The resulting FASTA files will contain more sequences than accessions you searched for, since GISAID returns all versions of sequences for a given isolate accession. Concatenate all of the batches and remove duplicate sequences with seqkit.

cat GISAID_batch_* | seqkit rmdup --by-name > GISAID.fasta

Combine data from INSDC and GISAID databases

Concatenate data from GISAID and IRD.

cat GISAID.fasta IRD.fasta > raw_h3n2_ha.fasta

These sequences contain metadata in their deflines that we need to parse out into a separate FASTA and TSV files.

augur parse \
  --sequences raw_h3n2_ha.fasta \
  --output-sequences parsed_h3n2_ha_sequences.fasta \
  --output-metadata parsed_h3n2_ha_metadata.tsv \
  --fields strain accession date authors \
  --fix-dates monthfirst

Augur cannot properly parse all of the dates. Specifically, A/HongKong/1/1968 has a malformed date in its IRD record (NON--) and A/Bilthoven/2668/1970 is missing a date in its GISAID record (``), so we need to replace these date strings with the appropriate ambiguous dates for each strain.

csvtk -t replace \
  -f date \
  -p "(NON--)" \
  -r "1968-XX-XX" \
  parsed_h3n2_ha_metadata.tsv | \
    csvtk -t replace \
      -f date \
      -p "(^$)" \
      -r "1970-XX-XX" > parsed_h3n2_ha_metadata_with_corrected_dates.tsv

Sequence names from Bedford et al. 2014 do not always match names from these databases, so we need to rename the sequences to match the Bedford et al. names. To rename sequences, we first join the database metadata with the sequence table from Bedford et al. on accession using tsv-utils. After the join, we rename and reorder the "strain" columns with csvtk such that the Bedford et al. strain name appears as strain in the first column.

tsv-join \
  --header \
  --filter-file H3N2_seq_data.tsv \
  --key-fields accession \
  --append-fields strain \
  -p bedford_ parsed_h3n2_ha_metadata_with_corrected_dates.tsv \
    | csvtk -t rename -f strain,bedford_strain -n database_strain,strain \
    | csvtk -t cut -f 5,1,2,3,4 > h3n2_ha_metadata.tsv

The resulting TSV file has strain (from Bedford et al), database_strain (from database downloads), accession, and date. Create a mapping of database strain name to Bedford et al. strain name.

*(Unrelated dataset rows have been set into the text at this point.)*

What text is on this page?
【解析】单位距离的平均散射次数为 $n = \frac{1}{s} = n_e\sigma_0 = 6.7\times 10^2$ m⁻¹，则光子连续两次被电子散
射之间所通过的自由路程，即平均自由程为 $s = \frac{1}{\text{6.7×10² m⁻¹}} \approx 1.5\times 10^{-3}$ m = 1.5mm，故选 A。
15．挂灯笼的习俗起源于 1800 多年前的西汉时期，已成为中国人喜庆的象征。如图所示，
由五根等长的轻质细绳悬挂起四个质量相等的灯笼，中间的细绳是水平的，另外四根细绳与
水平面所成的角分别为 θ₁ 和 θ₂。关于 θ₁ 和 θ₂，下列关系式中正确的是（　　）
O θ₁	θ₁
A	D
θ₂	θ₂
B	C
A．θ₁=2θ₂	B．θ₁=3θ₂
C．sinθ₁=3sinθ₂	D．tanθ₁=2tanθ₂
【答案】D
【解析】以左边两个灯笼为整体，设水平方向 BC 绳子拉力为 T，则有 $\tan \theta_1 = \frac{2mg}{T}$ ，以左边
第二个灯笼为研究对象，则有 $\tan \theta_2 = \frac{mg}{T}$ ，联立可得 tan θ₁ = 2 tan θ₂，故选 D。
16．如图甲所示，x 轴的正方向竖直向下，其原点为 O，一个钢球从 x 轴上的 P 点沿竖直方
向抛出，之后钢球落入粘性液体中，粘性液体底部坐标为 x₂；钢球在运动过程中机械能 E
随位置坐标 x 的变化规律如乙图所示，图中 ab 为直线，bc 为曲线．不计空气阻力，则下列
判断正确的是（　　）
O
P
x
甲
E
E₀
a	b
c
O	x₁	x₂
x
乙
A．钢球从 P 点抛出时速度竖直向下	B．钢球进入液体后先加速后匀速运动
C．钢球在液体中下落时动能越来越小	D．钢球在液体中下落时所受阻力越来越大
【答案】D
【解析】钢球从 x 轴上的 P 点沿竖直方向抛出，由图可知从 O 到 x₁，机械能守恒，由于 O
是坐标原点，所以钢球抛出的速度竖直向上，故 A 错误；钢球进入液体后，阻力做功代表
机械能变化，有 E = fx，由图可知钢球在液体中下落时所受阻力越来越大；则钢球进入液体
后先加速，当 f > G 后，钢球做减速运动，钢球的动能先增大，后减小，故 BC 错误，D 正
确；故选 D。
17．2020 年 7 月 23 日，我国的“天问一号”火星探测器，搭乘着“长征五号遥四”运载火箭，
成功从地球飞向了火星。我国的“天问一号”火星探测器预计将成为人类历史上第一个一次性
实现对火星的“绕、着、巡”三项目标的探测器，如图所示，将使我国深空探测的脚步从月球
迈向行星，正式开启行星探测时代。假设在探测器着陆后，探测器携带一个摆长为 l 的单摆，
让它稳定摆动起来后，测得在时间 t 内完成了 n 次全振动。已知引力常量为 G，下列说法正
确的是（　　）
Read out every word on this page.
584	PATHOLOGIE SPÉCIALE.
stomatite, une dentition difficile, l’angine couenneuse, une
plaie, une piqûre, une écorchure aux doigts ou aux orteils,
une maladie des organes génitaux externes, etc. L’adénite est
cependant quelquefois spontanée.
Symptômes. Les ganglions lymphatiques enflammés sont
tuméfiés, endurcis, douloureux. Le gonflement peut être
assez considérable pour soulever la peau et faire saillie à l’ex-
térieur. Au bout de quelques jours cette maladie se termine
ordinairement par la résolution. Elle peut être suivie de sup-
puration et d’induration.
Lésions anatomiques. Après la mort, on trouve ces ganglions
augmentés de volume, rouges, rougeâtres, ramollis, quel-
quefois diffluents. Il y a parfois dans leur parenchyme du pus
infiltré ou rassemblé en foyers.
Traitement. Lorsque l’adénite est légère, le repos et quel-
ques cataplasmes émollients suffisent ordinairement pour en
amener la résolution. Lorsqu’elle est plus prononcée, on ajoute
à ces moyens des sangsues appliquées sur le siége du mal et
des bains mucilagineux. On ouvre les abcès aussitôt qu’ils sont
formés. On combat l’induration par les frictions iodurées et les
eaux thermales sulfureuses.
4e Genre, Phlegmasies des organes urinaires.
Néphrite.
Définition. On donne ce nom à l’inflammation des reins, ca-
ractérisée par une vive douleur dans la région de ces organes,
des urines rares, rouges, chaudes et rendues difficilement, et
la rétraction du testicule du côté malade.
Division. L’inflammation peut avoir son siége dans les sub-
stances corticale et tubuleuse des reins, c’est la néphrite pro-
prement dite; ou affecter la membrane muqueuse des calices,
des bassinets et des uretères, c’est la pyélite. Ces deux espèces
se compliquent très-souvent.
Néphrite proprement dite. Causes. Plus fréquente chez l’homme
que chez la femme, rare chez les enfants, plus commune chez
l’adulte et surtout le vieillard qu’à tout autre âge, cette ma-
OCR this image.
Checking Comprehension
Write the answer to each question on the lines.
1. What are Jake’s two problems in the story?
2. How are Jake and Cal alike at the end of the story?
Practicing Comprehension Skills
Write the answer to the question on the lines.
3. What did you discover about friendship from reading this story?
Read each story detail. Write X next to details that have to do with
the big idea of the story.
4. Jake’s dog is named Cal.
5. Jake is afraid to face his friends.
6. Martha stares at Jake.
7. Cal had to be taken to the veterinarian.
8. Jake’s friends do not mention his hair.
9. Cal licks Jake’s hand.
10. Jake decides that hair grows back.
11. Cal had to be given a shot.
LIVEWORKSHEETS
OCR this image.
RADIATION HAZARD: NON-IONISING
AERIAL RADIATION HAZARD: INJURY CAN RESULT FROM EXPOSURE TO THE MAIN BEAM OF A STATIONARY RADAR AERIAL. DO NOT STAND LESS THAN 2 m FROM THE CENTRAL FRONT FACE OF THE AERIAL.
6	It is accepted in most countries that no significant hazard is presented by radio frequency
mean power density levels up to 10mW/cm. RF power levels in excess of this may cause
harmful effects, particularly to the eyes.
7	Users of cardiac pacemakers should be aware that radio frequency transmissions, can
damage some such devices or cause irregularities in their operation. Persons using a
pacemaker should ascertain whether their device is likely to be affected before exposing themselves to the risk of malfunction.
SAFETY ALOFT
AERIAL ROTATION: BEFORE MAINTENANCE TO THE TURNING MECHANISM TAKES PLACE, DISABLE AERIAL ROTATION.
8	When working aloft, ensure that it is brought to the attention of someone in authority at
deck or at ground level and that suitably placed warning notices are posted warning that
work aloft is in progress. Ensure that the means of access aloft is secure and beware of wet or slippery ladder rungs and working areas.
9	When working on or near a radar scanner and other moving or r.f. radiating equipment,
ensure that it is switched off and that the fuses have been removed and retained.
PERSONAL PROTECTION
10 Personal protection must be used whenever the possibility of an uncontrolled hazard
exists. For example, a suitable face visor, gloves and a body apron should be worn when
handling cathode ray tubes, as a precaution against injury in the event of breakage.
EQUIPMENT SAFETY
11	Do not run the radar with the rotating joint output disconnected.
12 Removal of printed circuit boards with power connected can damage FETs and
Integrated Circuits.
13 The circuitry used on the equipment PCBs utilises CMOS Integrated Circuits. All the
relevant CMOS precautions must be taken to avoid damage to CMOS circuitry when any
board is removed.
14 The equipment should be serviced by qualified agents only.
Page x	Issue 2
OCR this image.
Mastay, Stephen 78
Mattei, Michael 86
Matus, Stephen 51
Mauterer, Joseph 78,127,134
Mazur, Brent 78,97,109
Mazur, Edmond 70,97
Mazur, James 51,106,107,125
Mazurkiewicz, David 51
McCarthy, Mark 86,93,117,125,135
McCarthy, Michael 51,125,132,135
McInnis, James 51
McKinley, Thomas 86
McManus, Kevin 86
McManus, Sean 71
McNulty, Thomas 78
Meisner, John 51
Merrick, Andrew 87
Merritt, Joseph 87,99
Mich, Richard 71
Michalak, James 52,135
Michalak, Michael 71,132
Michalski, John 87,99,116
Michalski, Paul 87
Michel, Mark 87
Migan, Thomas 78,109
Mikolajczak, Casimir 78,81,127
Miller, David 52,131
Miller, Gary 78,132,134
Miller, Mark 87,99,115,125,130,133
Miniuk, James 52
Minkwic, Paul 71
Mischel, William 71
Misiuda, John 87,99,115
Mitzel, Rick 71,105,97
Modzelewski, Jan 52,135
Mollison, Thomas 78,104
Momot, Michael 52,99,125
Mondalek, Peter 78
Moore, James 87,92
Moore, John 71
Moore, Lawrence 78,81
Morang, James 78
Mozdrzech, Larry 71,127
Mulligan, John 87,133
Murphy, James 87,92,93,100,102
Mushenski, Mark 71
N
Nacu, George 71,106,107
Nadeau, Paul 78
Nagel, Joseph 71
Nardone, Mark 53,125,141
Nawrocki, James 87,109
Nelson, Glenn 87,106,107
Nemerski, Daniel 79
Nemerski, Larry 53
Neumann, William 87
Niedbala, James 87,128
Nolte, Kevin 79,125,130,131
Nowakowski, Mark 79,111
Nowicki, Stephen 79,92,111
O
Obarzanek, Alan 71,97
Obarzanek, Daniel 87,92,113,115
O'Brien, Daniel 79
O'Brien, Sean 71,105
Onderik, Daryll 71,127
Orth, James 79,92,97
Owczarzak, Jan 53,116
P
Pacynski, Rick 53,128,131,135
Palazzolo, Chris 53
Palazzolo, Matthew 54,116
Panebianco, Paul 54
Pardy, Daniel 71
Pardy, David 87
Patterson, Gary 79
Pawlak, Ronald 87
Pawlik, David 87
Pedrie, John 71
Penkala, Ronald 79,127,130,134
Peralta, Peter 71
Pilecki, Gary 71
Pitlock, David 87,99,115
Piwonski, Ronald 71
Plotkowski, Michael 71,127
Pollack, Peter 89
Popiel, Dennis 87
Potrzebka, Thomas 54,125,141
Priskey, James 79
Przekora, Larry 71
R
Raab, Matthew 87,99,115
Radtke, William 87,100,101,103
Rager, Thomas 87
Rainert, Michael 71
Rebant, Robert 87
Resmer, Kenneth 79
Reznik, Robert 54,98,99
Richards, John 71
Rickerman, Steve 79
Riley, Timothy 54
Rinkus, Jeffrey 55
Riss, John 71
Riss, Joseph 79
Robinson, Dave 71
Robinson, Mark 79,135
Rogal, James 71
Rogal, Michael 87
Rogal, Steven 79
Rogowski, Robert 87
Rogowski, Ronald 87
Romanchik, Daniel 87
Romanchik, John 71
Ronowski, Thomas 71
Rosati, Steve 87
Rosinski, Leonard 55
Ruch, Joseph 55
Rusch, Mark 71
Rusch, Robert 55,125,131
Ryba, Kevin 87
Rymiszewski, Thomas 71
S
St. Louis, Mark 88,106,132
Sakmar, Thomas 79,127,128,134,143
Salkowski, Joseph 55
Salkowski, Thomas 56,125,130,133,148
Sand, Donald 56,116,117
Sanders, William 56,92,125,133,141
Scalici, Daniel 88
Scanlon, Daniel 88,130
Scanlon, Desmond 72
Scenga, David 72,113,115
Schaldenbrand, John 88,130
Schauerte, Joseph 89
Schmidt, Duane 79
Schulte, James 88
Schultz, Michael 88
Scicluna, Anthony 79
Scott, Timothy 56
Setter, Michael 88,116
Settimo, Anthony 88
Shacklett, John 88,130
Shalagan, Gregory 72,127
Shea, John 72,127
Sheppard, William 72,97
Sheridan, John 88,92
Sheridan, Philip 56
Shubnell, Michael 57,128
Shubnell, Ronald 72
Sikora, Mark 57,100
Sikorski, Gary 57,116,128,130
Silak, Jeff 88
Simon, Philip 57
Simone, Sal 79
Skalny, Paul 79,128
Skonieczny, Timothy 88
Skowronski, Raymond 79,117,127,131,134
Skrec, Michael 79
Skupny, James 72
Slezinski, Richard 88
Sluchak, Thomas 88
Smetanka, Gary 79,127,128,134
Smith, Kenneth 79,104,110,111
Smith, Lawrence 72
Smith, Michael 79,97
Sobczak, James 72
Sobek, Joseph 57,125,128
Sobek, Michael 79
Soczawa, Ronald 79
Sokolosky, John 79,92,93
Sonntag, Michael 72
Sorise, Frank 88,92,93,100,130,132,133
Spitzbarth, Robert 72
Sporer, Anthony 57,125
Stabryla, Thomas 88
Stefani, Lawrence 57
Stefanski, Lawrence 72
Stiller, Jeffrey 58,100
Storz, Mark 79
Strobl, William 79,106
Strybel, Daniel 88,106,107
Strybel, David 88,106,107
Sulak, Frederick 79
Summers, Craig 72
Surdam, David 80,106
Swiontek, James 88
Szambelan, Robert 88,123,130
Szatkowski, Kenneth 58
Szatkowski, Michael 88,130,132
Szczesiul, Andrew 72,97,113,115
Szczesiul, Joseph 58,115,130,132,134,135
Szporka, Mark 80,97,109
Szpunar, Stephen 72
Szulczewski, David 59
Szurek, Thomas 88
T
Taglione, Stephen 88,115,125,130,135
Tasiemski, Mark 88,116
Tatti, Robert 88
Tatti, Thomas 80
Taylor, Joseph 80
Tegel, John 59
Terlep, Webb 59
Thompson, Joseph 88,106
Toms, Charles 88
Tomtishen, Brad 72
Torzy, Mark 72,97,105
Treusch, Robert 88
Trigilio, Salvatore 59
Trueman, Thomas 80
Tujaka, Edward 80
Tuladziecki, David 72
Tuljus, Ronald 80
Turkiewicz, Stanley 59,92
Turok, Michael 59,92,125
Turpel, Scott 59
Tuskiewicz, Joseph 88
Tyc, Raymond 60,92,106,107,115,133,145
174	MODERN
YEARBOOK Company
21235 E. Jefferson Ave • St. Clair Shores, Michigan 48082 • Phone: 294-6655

csvtk -t cut -f 2,1 h3n2_ha_metadata.tsv > database_to_bedford_strain.tsv

Rename sequences with the mapping of strain names.

seqkit replace \
  -p '(.+)' \
  -r '{kv}' \
  -k database_to_bedford_strain.tsv \
  parsed_h3n2_ha_sequences.fasta > h3n2_ha_sequences.fasta

The resulting files h3n2_ha_sequences.fasta and h3n2_ha_metadata.tsv are the starting points for the analyses in this paper. Each file should contain 401 records.